La copine de Therese qui vit ouvertement son amour avec son hubot.
Détail significatif, quand on lui demande où elle a acheté son hubot, elle éclate de rire et répond : on s’est connu (rencontrés ? We’ve met) au hubmarket. Sous entendu : je ne suis pas allé l’acheter, il s’agit d’une rencontre amoureuse. On a envie de lui dire « Arrête tes conneries, c’est quand même un robot et toi tu étais cliente dans ce supermarché et lui, le produit en vente, et tu as payé, lui n’avait pas le choix », mais on est troublé par sa sincérité, et on ne peut pas si facilement l’envoyer balader ainsi
- Chez Therese, comme le hubot Rick est devenu l’amant de la mère, c’est au fils de ranger la cuisine, et non plus au hubot dont on aurait pu penser que c’était la tâche première.
- Kevin rejette le compagnon-hubot de sa mère, ou plutot le fait que sa mère semble perdre la tête, à essayer de remplacer son mari par son hubot, et donc forcer Kevin à oublier son père et le remplacer par le hubot-compagnon de sa mère. Therese a soudain une idée de génie : elle propose à son fils de passer du temps seul avec Ricky, pour qu’ils établissent enfin une complicité qu’elle pense leur manque. Kevin refuse.
La mère : « J’ai pourtant pensé…. » […que ça pourrait être bien]

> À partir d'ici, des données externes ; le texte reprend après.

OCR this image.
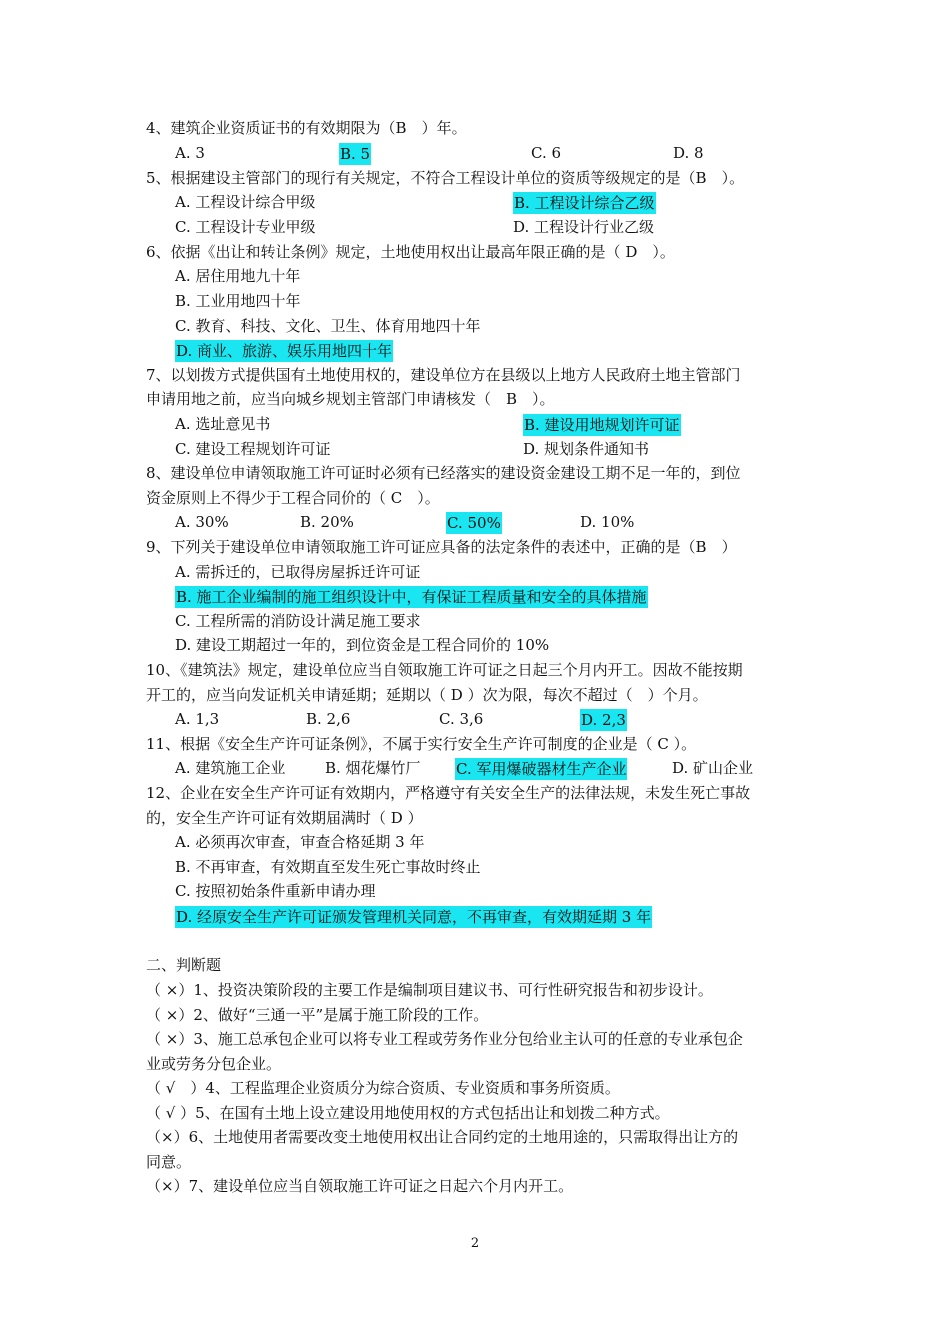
4、建筑企业资质证书的有效期限为（B　）年。
A. 3	B. 5	C. 6	D. 8
5、根据建设主管部门的现行有关规定，不符合工程设计单位的资质等级规定的是（B　）。
A. 工程设计综合甲级	B. 工程设计综合乙级
C. 工程设计专业甲级	D. 工程设计行业乙级
6、依据《出让和转让条例》规定，土地使用权出让最高年限正确的是（ D　）。
A. 居住用地九十年
B. 工业用地四十年
C. 教育、科技、文化、卫生、体育用地四十年
D. 商业、旅游、娱乐用地四十年
7、以划拨方式提供国有土地使用权的，建设单位方在县级以上地方人民政府土地主管部门
申请用地之前，应当向城乡规划主管部门申请核发（　B　）。
A. 选址意见书	B. 建设用地规划许可证
C. 建设工程规划许可证	D. 规划条件通知书
8、建设单位申请领取施工许可证时必须有已经落实的建设资金建设工期不足一年的，到位
资金原则上不得少于工程合同价的（ C　）。
A. 30%	B. 20%	C. 50%	D. 10%
9、下列关于建设单位申请领取施工许可证应具备的法定条件的表述中，正确的是（B　）
A. 需拆迁的，已取得房屋拆迁许可证
B. 施工企业编制的施工组织设计中，有保证工程质量和安全的具体措施
C. 工程所需的消防设计满足施工要求
D. 建设工期超过一年的，到位资金是工程合同价的 10%
10、《建筑法》规定，建设单位应当自领取施工许可证之日起三个月内开工。因故不能按期
开工的，应当向发证机关申请延期；延期以（ D ）次为限，每次不超过（　）个月。
A. 1,3	B. 2,6	C. 3,6	D. 2,3
11、根据《安全生产许可证条例》，不属于实行安全生产许可制度的企业是（ C ）。
A. 建筑施工企业	B. 烟花爆竹厂 C. 军用爆破器材生产企业	D. 矿山企业
12、企业在安全生产许可证有效期内，严格遵守有关安全生产的法律法规，未发生死亡事故
的，安全生产许可证有效期届满时（ D ）
A. 必须再次审查，审查合格延期 3 年
B. 不再审查，有效期直至发生死亡事故时终止
C. 按照初始条件重新申请办理
D. 经原安全生产许可证颁发管理机关同意，不再审查，有效期延期 3 年
二、判断题
（ ×）1、投资决策阶段的主要工作是编制项目建议书、可行性研究报告和初步设计。
（ ×）2、做好“三通一平”是属于施工阶段的工作。
（ ×）3、施工总承包企业可以将专业工程或劳务作业分包给业主认可的任意的专业承包企
业或劳务分包企业。
（ √　）4、工程监理企业资质分为综合资质、专业资质和事务所资质。
（ √ ）5、在国有土地上设立建设用地使用权的方式包括出让和划拨二种方式。
（×）6、土地使用者需要改变土地使用权出让合同约定的土地用途的，只需取得出让方的
同意。
（×）7、建设单位应当自领取施工许可证之日起六个月内开工。
2
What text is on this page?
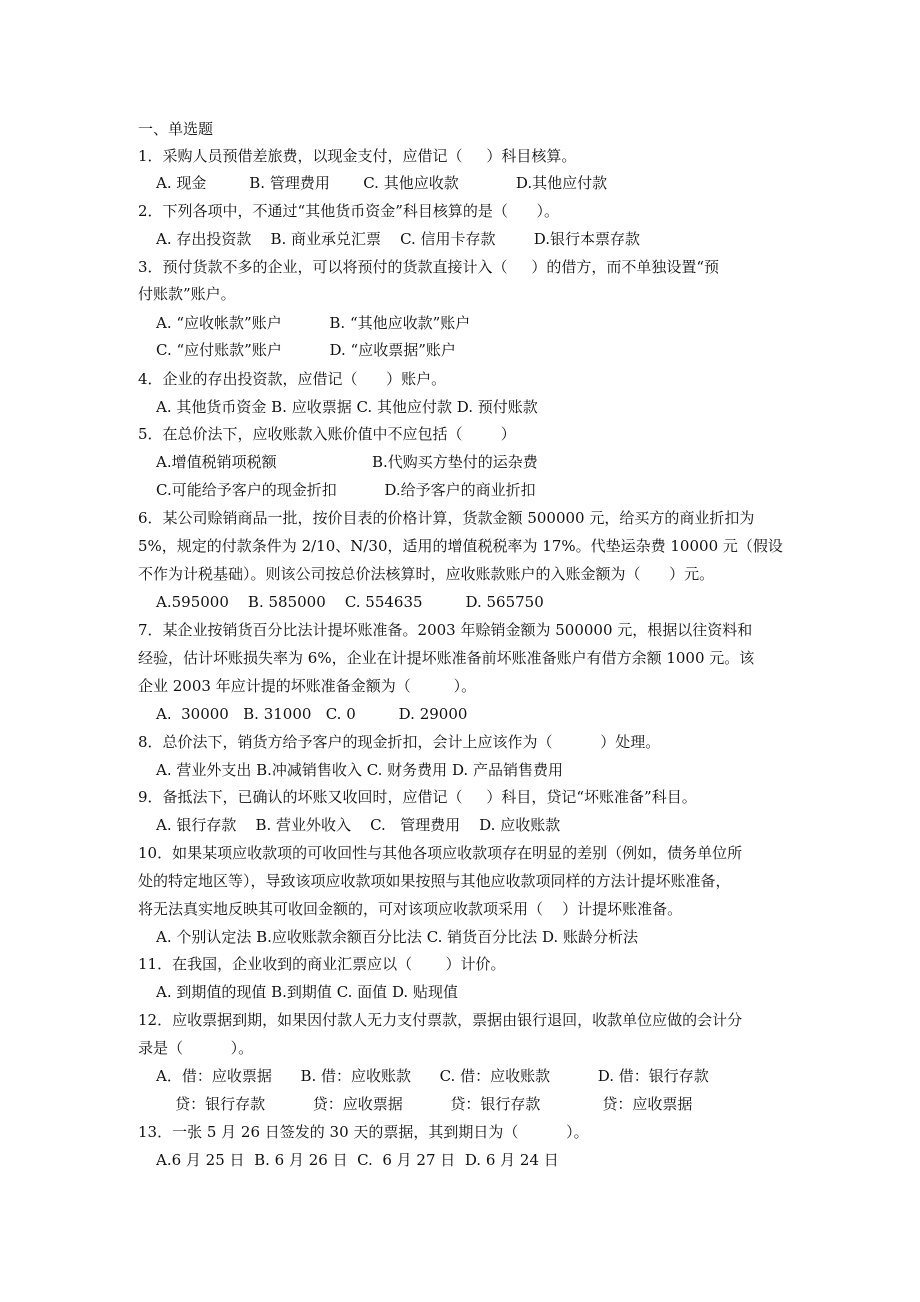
一、单选题
1．采购人员预借差旅费，以现金支付，应借记（     ）科目核算。
A. 现金         B. 管理费用       C. 其他应收款            D.其他应付款
2．下列各项中，不通过“其他货币资金”科目核算的是（      ）。
A. 存出投资款    B. 商业承兑汇票    C. 信用卡存款        D.银行本票存款
3．预付货款不多的企业，可以将预付的货款直接计入（     ）的借方，而不单独设置“预
付账款”账户。
A. “应收帐款”账户          B. “其他应收款”账户
C. “应付账款”账户          D. “应收票据”账户
4．企业的存出投资款，应借记（      ）账户。
A. 其他货币资金 B. 应收票据 C. 其他应付款 D. 预付账款
5．在总价法下，应收账款入账价值中不应包括（        ）
A.增值税销项税额                    B.代购买方垫付的运杂费
C.可能给予客户的现金折扣          D.给予客户的商业折扣
6．某公司赊销商品一批，按价目表的价格计算，货款金额 500000 元，给买方的商业折扣为
5%，规定的付款条件为 2/10、N/30，适用的增值税税率为 17%。代垫运杂费 10000 元（假设
不作为计税基础）。则该公司按总价法核算时，应收账款账户的入账金额为（      ）元。
A.595000    B. 585000    C. 554635         D. 565750
7．某企业按销货百分比法计提坏账准备。2003 年赊销金额为 500000 元，根据以往资料和
经验，估计坏账损失率为 6%，企业在计提坏账准备前坏账准备账户有借方余额 1000 元。该
企业 2003 年应计提的坏账准备金额为（         ）。
A.  30000   B. 31000   C. 0         D. 29000
8．总价法下，销货方给予客户的现金折扣，会计上应该作为（          ）处理。
A. 营业外支出 B.冲减销售收入 C. 财务费用 D. 产品销售费用
9．备抵法下，已确认的坏账又收回时，应借记（     ）科目，贷记“坏账准备”科目。
A. 银行存款    B. 营业外收入    C.   管理费用    D. 应收账款
10．如果某项应收款项的可收回性与其他各项应收款项存在明显的差别（例如，债务单位所
处的特定地区等），导致该项应收款项如果按照与其他应收款项同样的方法计提坏账准备，
将无法真实地反映其可收回金额的，可对该项应收款项采用（    ）计提坏账准备。
A. 个别认定法 B.应收账款余额百分比法 C. 销货百分比法 D. 账龄分析法
11．在我国，企业收到的商业汇票应以（       ）计价。
A. 到期值的现值 B.到期值 C. 面值 D. 贴现值
12．应收票据到期，如果因付款人无力支付票款，票据由银行退回，收款单位应做的会计分
录是（          ）。
A．借：应收票据      B. 借：应收账款      C. 借：应收账款          D. 借：银行存款
贷：银行存款          贷：应收票据          贷：银行存款             贷：应收票据
13．一张 5 月 26 日签发的 30 天的票据，其到期日为（          ）。
A.6 月 25 日  B. 6 月 26 日  C.  6 月 27 日  D. 6 月 24 日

Kevin : « Continue de ne pas penser ! »
Kevin
J’ai trouvé ça beau, même si j’ai eu un doute sur la traduction (est-ce qu’il dit vraiment ça en v.o. ?) (Épisode 2, min 43)
- La panique de la maman (Inger) qui voit sa petite fille s’approcher de plus en plus du hubot Anita : elle est plus disponible, jamais fatiguée, ne dort pas, peut lire des histoires à l’infini. Le seul défaut d’Anita (et de tous les hubots ?), semble être de ne pas savoir mentir. Et du coup se faire accuse à tort. Et toute la famille se sent hyper bête quand ils se rendent compte qu’ils étaient en train d’accuser le hubot de service des fautes de la petite innoncente de la famille, comme à l’époque (et dans Victor ou les enfants…) on aurait accusé la bonne ou la belle-fille maltraitée à la Cendrillon. (Épisode 2, min 55)
Ma conclusion très provisoire (2 épisodes sur 10)
La série pose donc de vraies questions, et a suffisamment de rythme et des personnages travaillés pour ne pas s’ennuyer. Pas encore trop téléphoné (c’est ce qui me fait fuire des mauvais films et séries). Ils ont poussé le concept jusqu’au bout, ont exploré tous les recoins, toutes les conséquences d’avoir introduit ces éléments perturbateurs dans ce monde, toutes les situations où la proximité (ressemblance ?) homme/hubot pouvait amener à des situations incongrues et inédites, et disons-le, sans solution simple.
Je pense donc que c’est un très bon outil pour poser des questions de société. Les poser, mais sans y apporter de réponse, ce qui est très fort et louable. Bon support pédagogique, pour un type de cours à inventer, comme de la philo à l’école. Qui m’en propose ? J’accepte !
— Notes
(1) pour le moment, peut-être qu’il y en aura d’autres, mais ça serait bizarre de ne pas les « installer » dans les chapitres d’ouverture, non ?
(2) Je ne peux m’empêcher de penser à cette « revue » (fanzine ?) féministe des années 90-2000, publiée le groupe Marie Pas Claires (j’adore le titre !) dont le sous-titre était : « Nos règles sont rouges. Si les vôtres sont bleues, vous regardez trop la télé ». De mémoire, avec toute mon affection et mon admiration, et mon regret de ne pas avoir vraiment milité avec elles ni avec aucun autre groupe féministe.
(3) Alors qu’on imagine qu’une société fabriquant des hubots peut aussi leur mettre des vrais cheveux, mais on peut penser que c’était important dans le film pour nous donner cette impression de vrai-faux, puisque les hubots allaient être joués par des humains.